Operate Deephaven 24x6

All Deephaven services are designed to run as long-lived processes. However, to ensure system health, data accuracy, and to apply updates, regular maintenance is essential. It is best practice to establish at least a weekly maintenance window. During this window, Deephaven can be brought to a quiescent state for restarts, general maintenance, and software upgrades if necessary. Key activities for this window include schema deployment, logger generation, and cleaning process log files (described in the Deephaven Operations Guide) while services are stopped.

Beyond this weekly cycle, most Persistent Queries must be restarted daily to initialize using newly available historical and intraday data, especially as data tables are commonly partitioned by date. The appropriate time to restart a query depends on the region it serves and the schedules of the data imports it relies on. Deephaven Data Labs also recommends restarting all Deephaven processes (with the exception of the Persistent Query Controller and Remote Query Dispatchers) during the weekly maintenance window to prevent issues from undetected environmental changes. A full restart of all processes is required when upgrading the Deephaven system (e.g., installing a new Deephaven RPM). Additionally, specific services may require restarts when database tables are added or modified, or for other configuration changes outside of the regular maintenance.

When a Deephaven installation serves only a single region, it is typical for the system to reach a quiescent state overnight, facilitating these maintenance tasks. However, to support continuous data ingestion and analysis across multiple regions, careful consideration must be given to appropriately schedule configuration changes, query restarts, and the overall maintenance window.

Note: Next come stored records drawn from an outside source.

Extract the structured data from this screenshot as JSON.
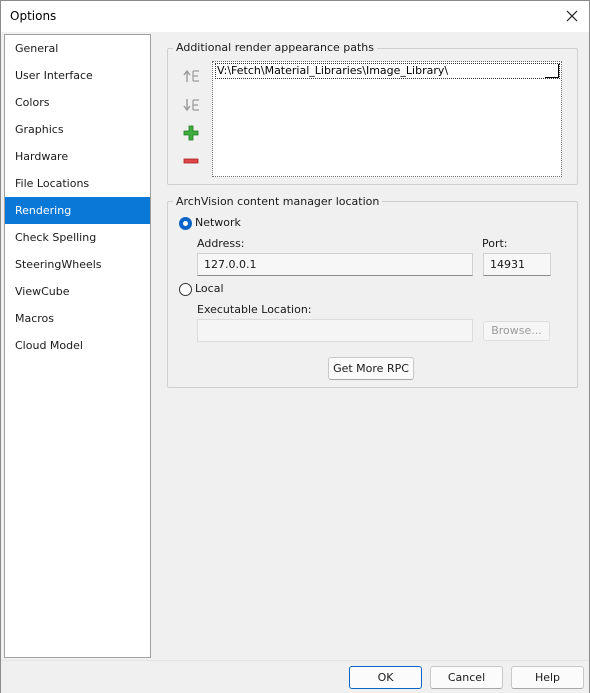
{
  "window": {
    "title": "Options"
  },
  "nav": {
    "items": [
      {
        "label": "General"
      },
      {
        "label": "User Interface"
      },
      {
        "label": "Colors"
      },
      {
        "label": "Graphics"
      },
      {
        "label": "Hardware"
      },
      {
        "label": "File Locations"
      },
      {
        "label": "Rendering",
        "selected": true
      },
      {
        "label": "Check Spelling"
      },
      {
        "label": "SteeringWheels"
      },
      {
        "label": "ViewCube"
      },
      {
        "label": "Macros"
      },
      {
        "label": "Cloud Model"
      }
    ]
  },
  "render_paths": {
    "group_label": "Additional render appearance paths",
    "paths": [
      "V:\\Fetch\\Material_Libraries\\Image_Library\\"
    ],
    "tools": [
      "move-up-icon",
      "move-down-icon",
      "add-icon",
      "remove-icon"
    ]
  },
  "archvision": {
    "group_label": "ArchVision content manager location",
    "network": {
      "label": "Network",
      "selected": true,
      "address_label": "Address:",
      "address_value": "127.0.0.1",
      "port_label": "Port:",
      "port_value": "14931"
    },
    "local": {
      "label": "Local",
      "selected": false,
      "exec_label": "Executable Location:",
      "exec_value": "",
      "browse_label": "Browse..."
    },
    "get_more_label": "Get More RPC"
  },
  "footer": {
    "ok_label": "OK",
    "cancel_label": "Cancel",
    "help_label": "Help"
  },
  "colors": {
    "selection": "#0a78d7",
    "add_green": "#2e9e2e",
    "remove_red": "#d93b3b"
  }
}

This guide provides a high-level overview of operating Deephaven in a 24x6 environment. For detailed instructions, see the following articles:

Maintenance window

The weekly maintenance window should be scheduled when the system can reach a quiescent state with minimal impact on operations. For single-region installations, this typically occurs overnight. For multi-region deployments, coordinate the timing to minimize disruption across all served regions.